You can exit and move the mouse to the center of the box by saying "warp".

If you actually want to be able to press a button once you've moved the mouse,
be sure you've defined button presses somewhere. The most obvious place is in
the windowmanagershortcuts grammar. Here's what I'm using:

            | click button -> <mouse button='1'/>
            | double click button -> <mouse button='1' action='double click'/>
            | triple click button -> <mouse button='1' action='triple click'/>

You could expand this to allow buttons two and three as well.

CHARACTER SETS AND KEYS

The keyboard handling has been moved to the XTest functions, instead of
XSendEvent. At the same time the character set and key code handling was
reworked, in an effort to support more keys, and Western international
character sets.

Keys are now specified in the XML as follows.

o The "char" attribute of key events is 8 bits. 

o For characters 20-FF, the character is assumed to be part of the Latin-1
character set, except in the following conditions.

o '\\' begins a C style escape sequence for common non-printable characters,
    '\\t' is tab, '\\r' is carriage return, '\\b' is backspace. '\\\\' is
    backslash.

o XML entities may be used to specify Latin characters, or non-printable
    characters, as they are specified in X11R6/include/X11/keysymdef.h
    Examples:
        &F1;
        &Page_Up;
        &Escape;
        &Caps_Lock;
        &dead_acute;

    These are defined in src/keys.h

o Standard XML entities &amp; &lt; and &gt; are available.


For X targets, after the above mappings, characters are looked up in the X key
tables and the key code is faked with XTest.
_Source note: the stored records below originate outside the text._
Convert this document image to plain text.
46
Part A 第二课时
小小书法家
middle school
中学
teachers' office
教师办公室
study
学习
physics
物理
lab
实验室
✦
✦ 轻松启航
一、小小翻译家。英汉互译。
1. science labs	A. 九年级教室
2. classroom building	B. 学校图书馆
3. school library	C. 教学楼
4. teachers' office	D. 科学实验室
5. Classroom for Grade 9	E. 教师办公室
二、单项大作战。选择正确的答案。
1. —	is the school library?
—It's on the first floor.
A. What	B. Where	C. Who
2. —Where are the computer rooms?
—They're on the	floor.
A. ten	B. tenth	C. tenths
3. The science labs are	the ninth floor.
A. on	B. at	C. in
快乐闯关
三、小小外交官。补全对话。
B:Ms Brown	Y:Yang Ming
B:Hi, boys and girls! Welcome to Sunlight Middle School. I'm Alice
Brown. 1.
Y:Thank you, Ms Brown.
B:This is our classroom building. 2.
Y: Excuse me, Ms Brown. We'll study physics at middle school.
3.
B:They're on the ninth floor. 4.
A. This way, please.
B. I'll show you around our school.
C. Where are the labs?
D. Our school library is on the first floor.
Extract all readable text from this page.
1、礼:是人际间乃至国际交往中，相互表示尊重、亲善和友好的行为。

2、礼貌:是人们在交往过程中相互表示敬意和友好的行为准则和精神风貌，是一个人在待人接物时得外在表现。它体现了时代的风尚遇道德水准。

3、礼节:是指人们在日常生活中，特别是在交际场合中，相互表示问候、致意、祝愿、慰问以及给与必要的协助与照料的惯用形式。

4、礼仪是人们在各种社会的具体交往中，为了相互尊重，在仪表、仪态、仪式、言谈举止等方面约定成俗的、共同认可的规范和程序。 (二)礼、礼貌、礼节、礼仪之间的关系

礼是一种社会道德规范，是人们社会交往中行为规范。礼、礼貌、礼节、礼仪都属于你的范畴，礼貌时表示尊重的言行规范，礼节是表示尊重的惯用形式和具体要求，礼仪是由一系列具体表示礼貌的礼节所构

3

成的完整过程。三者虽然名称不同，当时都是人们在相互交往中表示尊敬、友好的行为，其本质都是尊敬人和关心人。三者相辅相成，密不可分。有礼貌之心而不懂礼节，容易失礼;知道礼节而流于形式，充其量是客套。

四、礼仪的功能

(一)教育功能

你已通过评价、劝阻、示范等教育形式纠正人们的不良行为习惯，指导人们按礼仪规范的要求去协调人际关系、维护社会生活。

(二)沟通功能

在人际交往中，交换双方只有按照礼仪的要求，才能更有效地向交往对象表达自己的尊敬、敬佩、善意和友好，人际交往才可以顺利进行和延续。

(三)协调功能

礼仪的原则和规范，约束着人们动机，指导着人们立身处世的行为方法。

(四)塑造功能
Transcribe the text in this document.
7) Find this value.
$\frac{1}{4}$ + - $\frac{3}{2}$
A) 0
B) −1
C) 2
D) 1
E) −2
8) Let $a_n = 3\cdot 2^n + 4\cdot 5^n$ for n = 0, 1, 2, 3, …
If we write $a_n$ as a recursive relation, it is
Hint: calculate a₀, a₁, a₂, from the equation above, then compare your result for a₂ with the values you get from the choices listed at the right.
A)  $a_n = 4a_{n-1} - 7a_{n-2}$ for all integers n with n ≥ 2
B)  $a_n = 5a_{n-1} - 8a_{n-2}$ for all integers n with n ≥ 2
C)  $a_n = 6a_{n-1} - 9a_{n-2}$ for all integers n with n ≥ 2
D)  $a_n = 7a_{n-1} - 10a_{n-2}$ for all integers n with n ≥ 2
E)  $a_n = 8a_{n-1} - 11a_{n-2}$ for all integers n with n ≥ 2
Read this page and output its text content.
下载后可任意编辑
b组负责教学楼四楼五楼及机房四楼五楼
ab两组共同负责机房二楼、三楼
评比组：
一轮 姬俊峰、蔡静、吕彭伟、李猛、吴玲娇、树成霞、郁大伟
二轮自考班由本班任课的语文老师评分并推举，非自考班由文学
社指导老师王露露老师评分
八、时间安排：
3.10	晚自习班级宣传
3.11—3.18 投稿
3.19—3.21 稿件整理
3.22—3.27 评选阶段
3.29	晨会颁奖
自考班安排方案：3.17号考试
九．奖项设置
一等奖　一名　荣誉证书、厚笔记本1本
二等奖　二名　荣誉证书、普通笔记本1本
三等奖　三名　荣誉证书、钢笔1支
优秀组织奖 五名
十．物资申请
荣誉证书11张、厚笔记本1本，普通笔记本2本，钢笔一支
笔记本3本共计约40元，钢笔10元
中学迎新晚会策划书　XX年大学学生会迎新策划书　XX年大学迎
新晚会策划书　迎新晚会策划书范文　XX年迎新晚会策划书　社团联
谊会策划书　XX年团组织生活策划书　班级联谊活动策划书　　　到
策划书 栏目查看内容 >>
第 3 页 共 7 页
A shift is generated if needed.

NOTE that this means you can't send any character which has no associated key.
If your keyboard has no dead_acute, you can't send it with this mechanism.
I need feedback from international users as to whether this is useful, since
I have no idea how these characters are usually generated.

Anything on your keyboard you should be able to generate with this mechanism.

NOTE that moving to XTest makes the "manual focus" method obsolete. XVoice
is always "autofocus" now, because XTest does not send key events to a
specific client: it fakes key events as though they happened at the keyboard.